The accumulation of these sales taxes when purchasing a restaurant meal, grocery store or convenience store hot bar food, or even freshly cut fruit, reaches a level of 9-10 percent depending upon the hospitality tax rate. This taxation rate, which is never referred to as a “dime tax,” means people dining out in Aiken and North Augusta involuntarily tithe the government two-thirds as much as the standard fifteen percent voluntary tips to waitresses, waiters, bartenders, and other servers.

What If?

As a result of years of dependency on voter-approved, one-percent sales taxes for capital projects, local government officials tend to take the revenues for granted. Planning is already ongoing to compile a list of projects for the referendum, but the very act of making that list can have the effect of assuming the next referendum will pass and allow both essential and pet pork projects to be funded. For example, at a recent Aiken City Council meeting, city officials informed citizens concerned about the condition of the Smith-Hazel Recreation Center’s gym floor that funding to correct its subpar condition will be in the next CPST.

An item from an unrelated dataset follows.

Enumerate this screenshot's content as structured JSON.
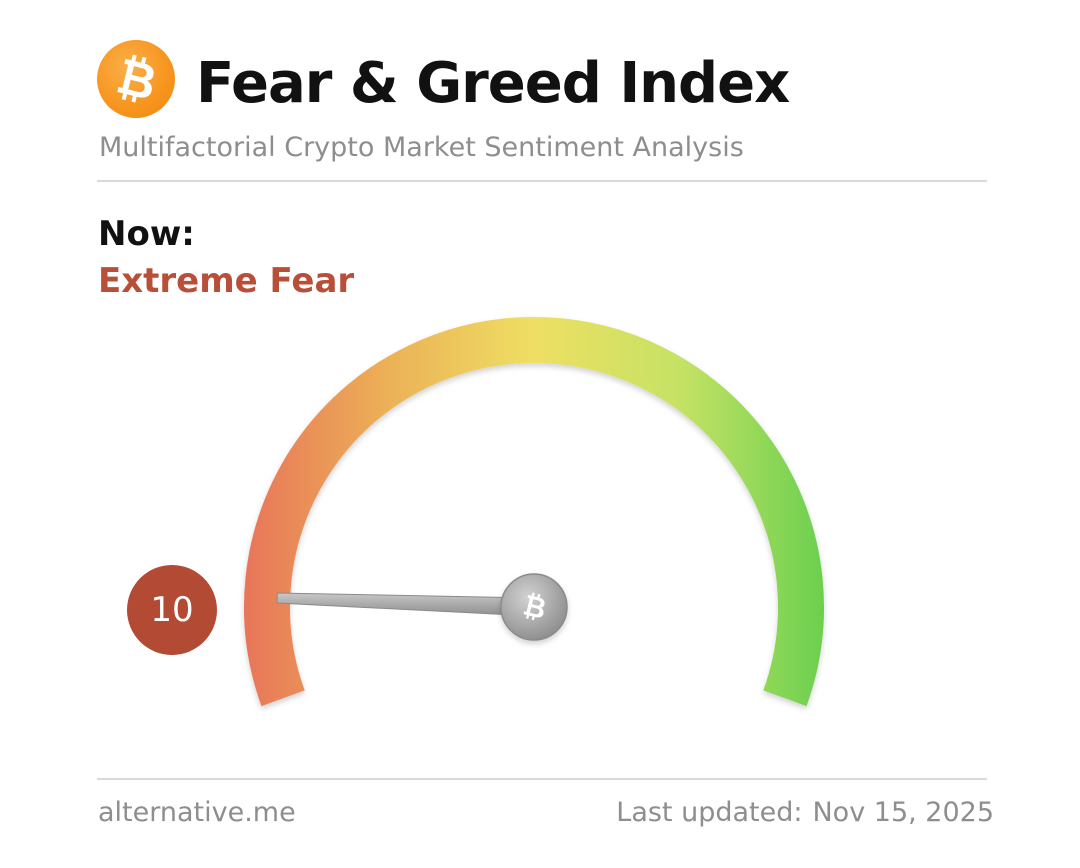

But whether viewed as a renewal of existing tax or new taxes, under current referendum plans Aiken County voters will be asked for the first time to essentially tax themselves at a 2 percent rate. The fact that the referendums will be on the Presidential election ballot, which attracts considerably more voters, might add more uncertainty to the vote.

What will happen if voters say no to one or both of the referendums, and choose instead to force local governments to adapt to fewer funds? So far, there is little evidence that elected officials or their administrators have considered that possibility.

FOOTNOTES

(1) Aiken County Capital Sales Tax Projects from 2000 to present can be viewed from this county webpage.

(2) These county-wide sales taxes are authorized by South Carolina law, which permits counties and municipalities to choose to either exempt or allow sales taxes to be collected for unprepared food purchases. Unprepared foods are defined as any food product that can be purchased with USDA food stamp program.

Aiken County currently exempts unprepared foods, which is in line with the state sales tax system. Since 2007, the State of South Carolina has exempted unprepared foods from the state-wide sales tax through legislation that also reduced the state rate from seven percent to six percent.

(3) The 2014 APSD sales tax referendum was followed four years later by a bond referendum which passed by a margin of 59 to 41 percent. Unlike the sales tax referendum which was spread across the county, the bond was disproportionately benefitted North Augusta- with $ going to two new schools and two upgraded schools.